The company’s operational results over the last two quarters have been pretty impressive. Occupancy remains very high at 98.1% as Q1 leasing results surpassed expectation. As of the end of April, 10 million square feet of space have been leased year-to-date, which already covers 78% of the full year leasing target. What’s even more impressive is that these leases were signed at a 30.6% cash spread. Such high spreads on new leases, combined with a solid built-in rent escalators that average more than 2.5% annually, contributed to 5.9% YoY same-store NOI growth.
Following such strong performance, management has increased their 2023 NOI growth guidance by 25 bps to 5% at midpoint. If achieved, this should translate into per share FFO of $2.25 (up from $2.21 last year).
In addition to strong internal growth, the company is also doing a good job of recycling its capital and growing externally. Despite only one small acquisition over the last two quarters (115,000 sft at a nearly 8% cap rate), the REIT is continuing to work on their development projects. In particular, a 715,000 square foot development project in Greer, South Carolina is expected to be completed within a couple of weeks and is seeing strong interest from tenants. On the sale side, STAG sold two non-core assets in Q1 for a total of $37 Million. The pricing implies a cap rate of 5.2%.
Internal as well as external growth is expected to fuel FFO growth beyond this year of roughly 4-5% this year. And again, I expect STAG to grow a bit slower than peers that are more concentrated near ports, because those will benefit from e-commerce related growth the most. The flip side of that is a more stable and predictable performance.
This stability will be underpinned by a very healthy BBB rated (Fitch, unrated by S&P) balance sheet with a reasonable net debt / EBITDA of 5x. With all debt (except for the line of credit) fixed-rate and essentially no debt maturities early 2025, I consider the debt well staggered and don’t expect any interest expense surprises.
Shareholders receive a monthly dividend of $0.1225 per share, which yields just over 4% and is well covered with a forward payout ratio of 65%. Historically, STAG has only increased the dividend very slowly, with a 5-year average growth rate of just 0.7%. This was mainly because the payout ratio was relatively high and management wanted to bring it lower to more manageable levels before driving the dividend higher. Now that we’re at a 65% payout ratio, though, I see no reason why the dividend should grow slower than FFO. This is why I expect dividend growth to pick up to 4-5% per year.
Once again, that brings us to valuation. The stock price has barely moved since my last article, but FFO estimates have increased slightly. The stock now trades at 16.2x FFO and an implied cap rate of 5.5%. The implied cap rate in particular suggests that we’re getting a decent deal, because it’s above the average cap rate achieved on disposal of non-core assets. Overall, STAG is not cheap here, but it is not expensive either. As Warren Buffett says, “you should try to buy great companies at a good price, rather than good companies at a great price” and STAG is definitely a quality business worth considering if you’re looking for income and stability with market level returns.
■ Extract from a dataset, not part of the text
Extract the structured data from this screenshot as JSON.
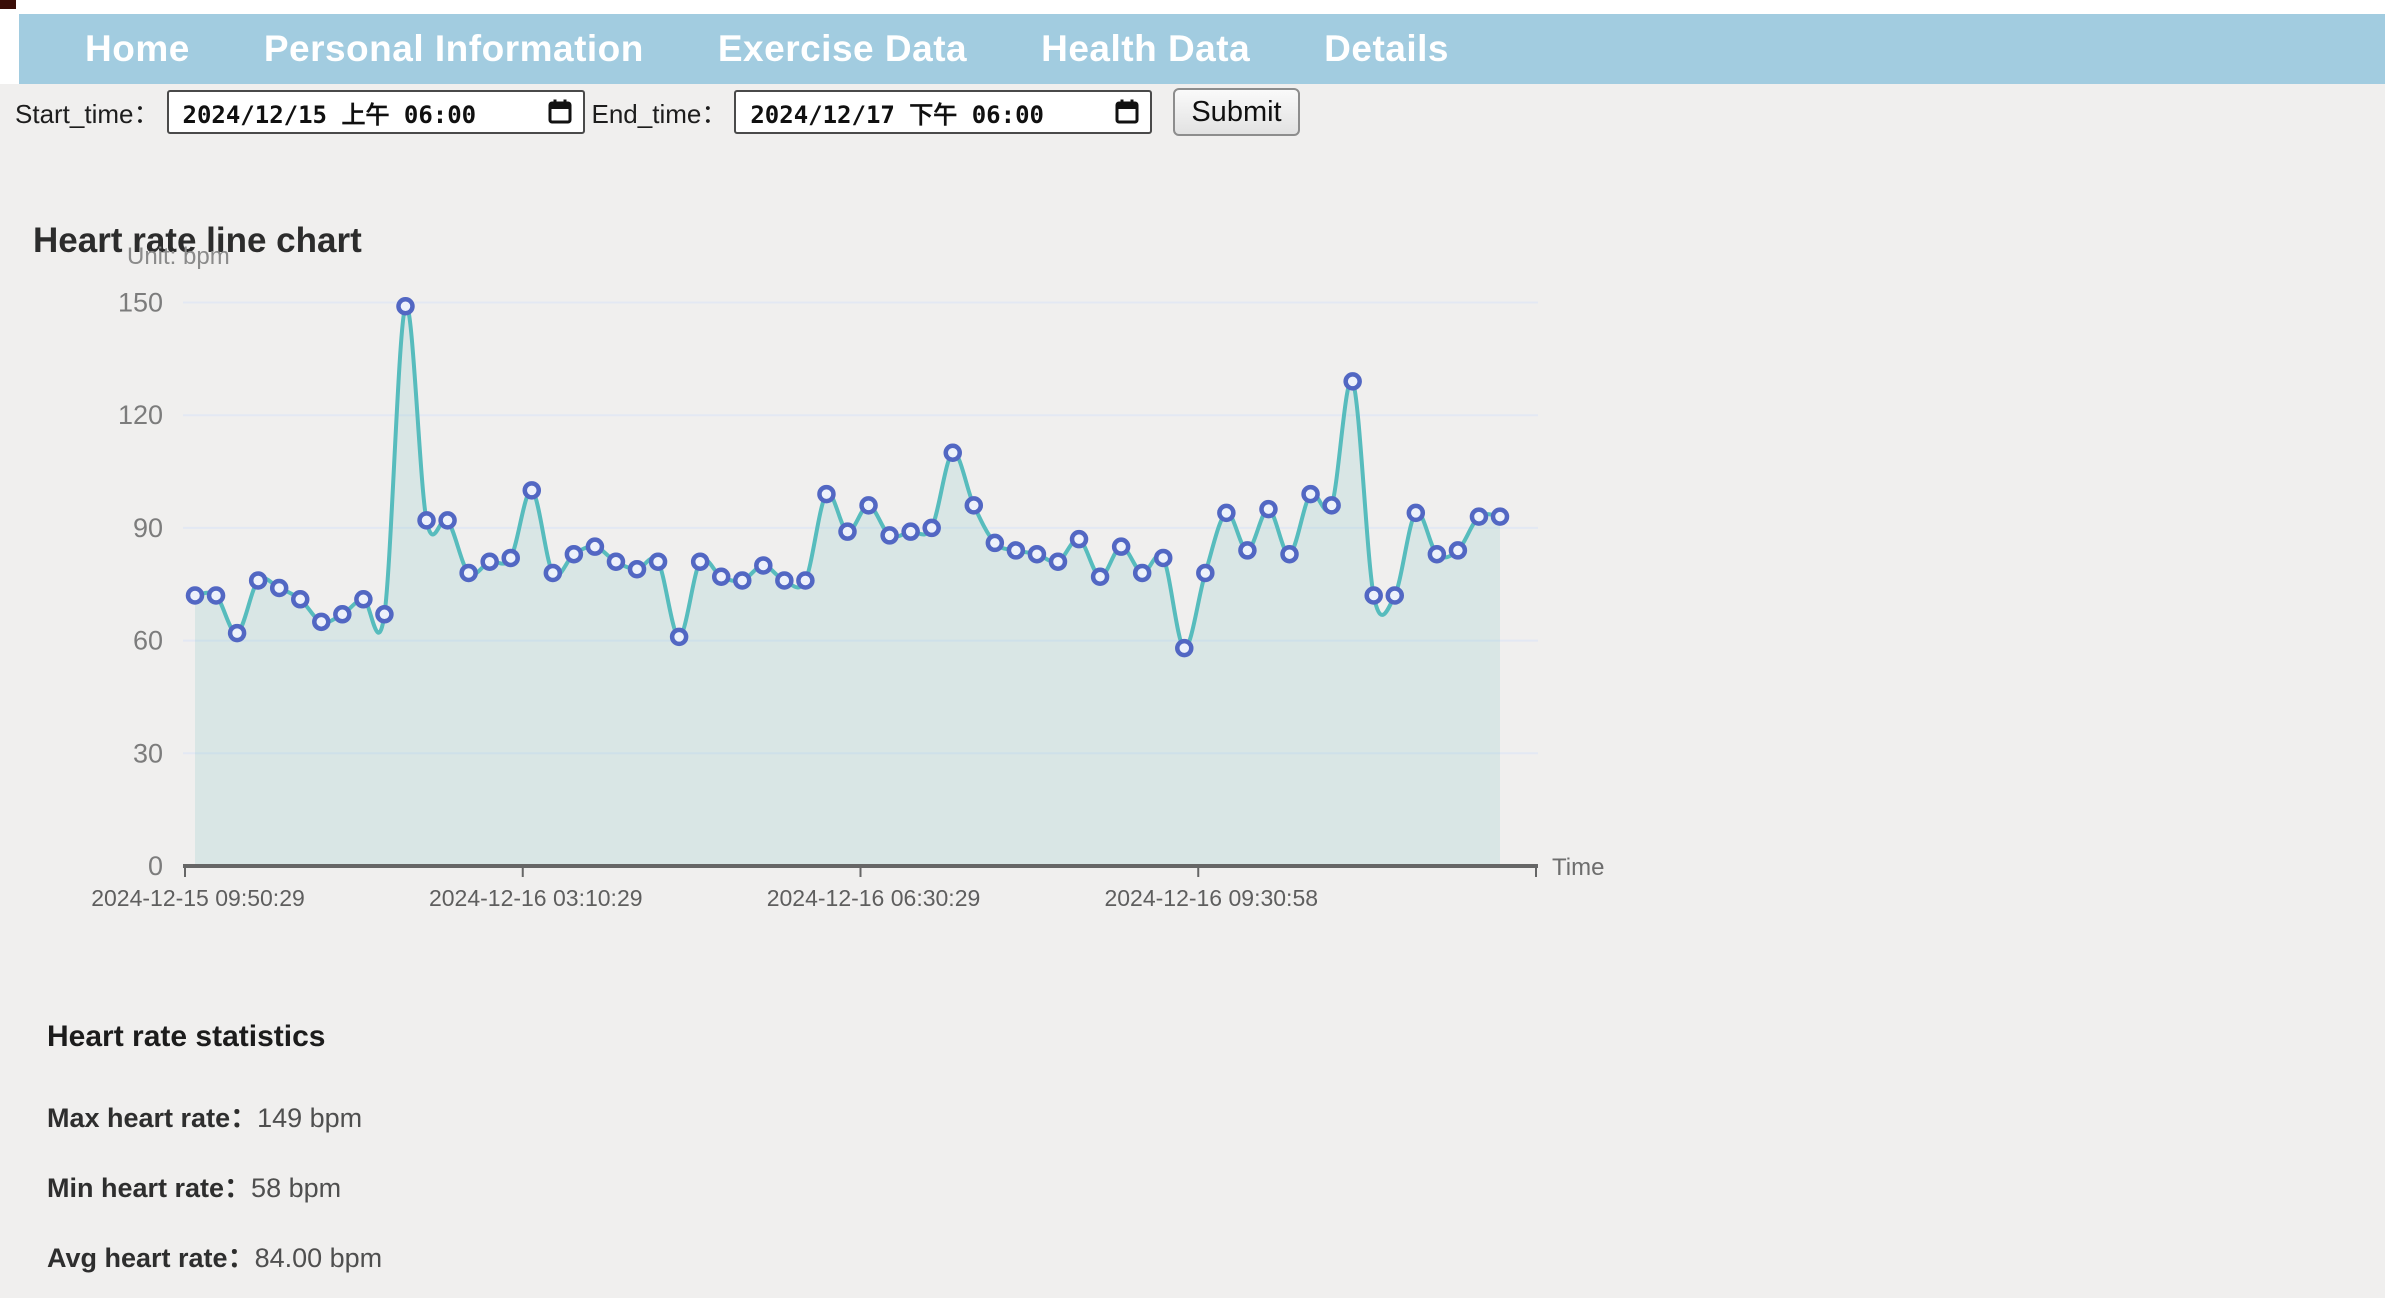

I expect STAG to return the following:
- 4% dividend, growing at 4-5% per year
- 4-5% annual FFO growth
- potentially some upside from multiple expansion in a bull market
- Total expected annual return of 9%
That’s clearly not something that will make you rich, but stability has its place in a portfolio. With this in mind and because I already bought shares (though at $32 per share) I upgrade STAG to a “BUY” here at $36 per share.